Now convert moles Fe2O3 to grams. grams = moles x molar mass.
To determine the mass of iron(III) oxide produced, we need the balanced chemical equation for the synthesis of iron(III) oxide.
The balanced equation for the synthesis of iron(III) oxide is:
4Fe(s) + 3O2(g) -> 2Fe2O3(s)
From the balanced equation, we can see that 4 moles of iron react with 3 moles of oxygen gas to produce 2 moles of iron(III) oxide.
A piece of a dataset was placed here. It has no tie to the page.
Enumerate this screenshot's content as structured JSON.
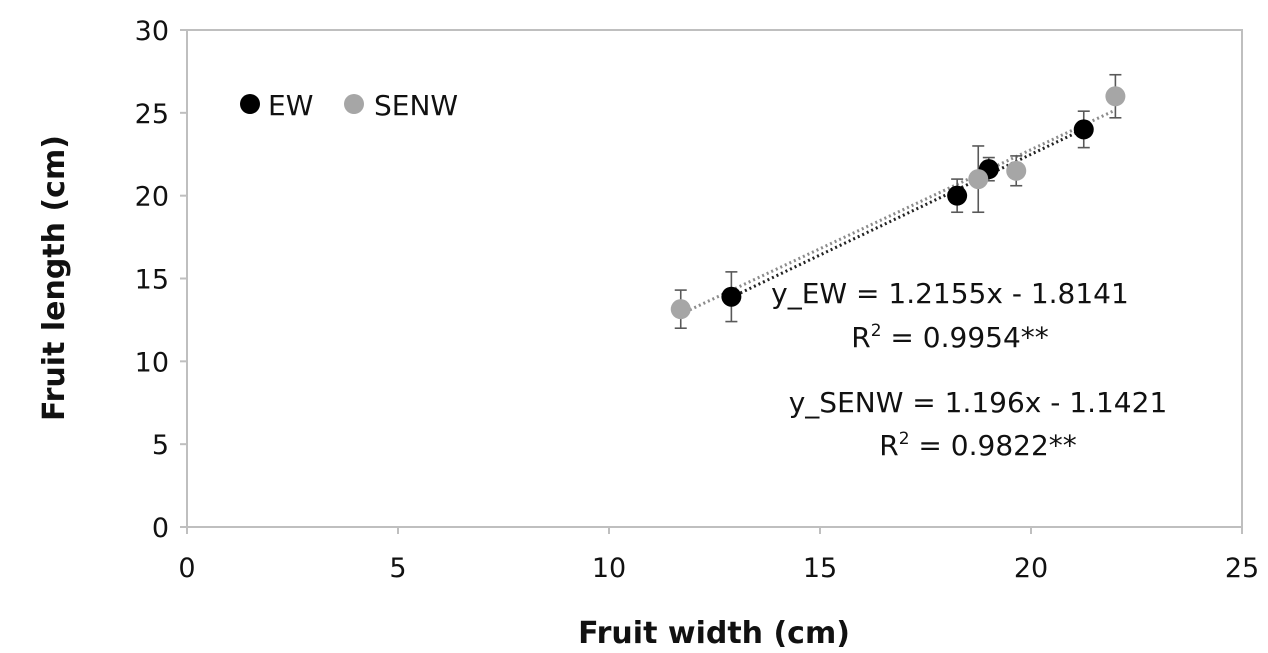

Given that we have 8.2 mol of oxygen gas, we can use this information to find the number of moles of iron(III) oxide produced.
According to the stoichiometry of the balanced equation, the mole ratio of oxygen gas to iron(III) oxide is 3:2. We can set up a proportion to find the number of moles of iron(III) oxide:
(3 mol O2 / 2 mol Fe2O3) = (8.2 mol O2 / x)
Cross-multiplying, we get:
3x = 2 * 8.2
Simplifying, we have:
3x = 16.4
Dividing by 3, we find:
x ≈ 5.47 mol Fe2O3
Now that we have the number of moles of iron(III) oxide (approximately 5.47 mol), we can use the molar mass of iron(III) oxide to calculate its mass.
The molar mass of Fe2O3 is calculated as follows:
(2 x atomic mass of Fe) + (3 x atomic mass of O)
(2 x 55.845 g/mol) + (3 x 16.00 g/mol) = 55.845 g/mol + 48.00 g/mol = 103.845 g/mol
Finally, we can calculate the mass of iron(III) oxide:
Mass = number of moles x molar mass
Mass = 5.47 mol x 103.845 g/mol ≈ 566.95 g
Therefore, approximately 566.95 grams of iron(III) oxide could be produced from 8.2 moles of oxygen gas in the synthesis of iron(III).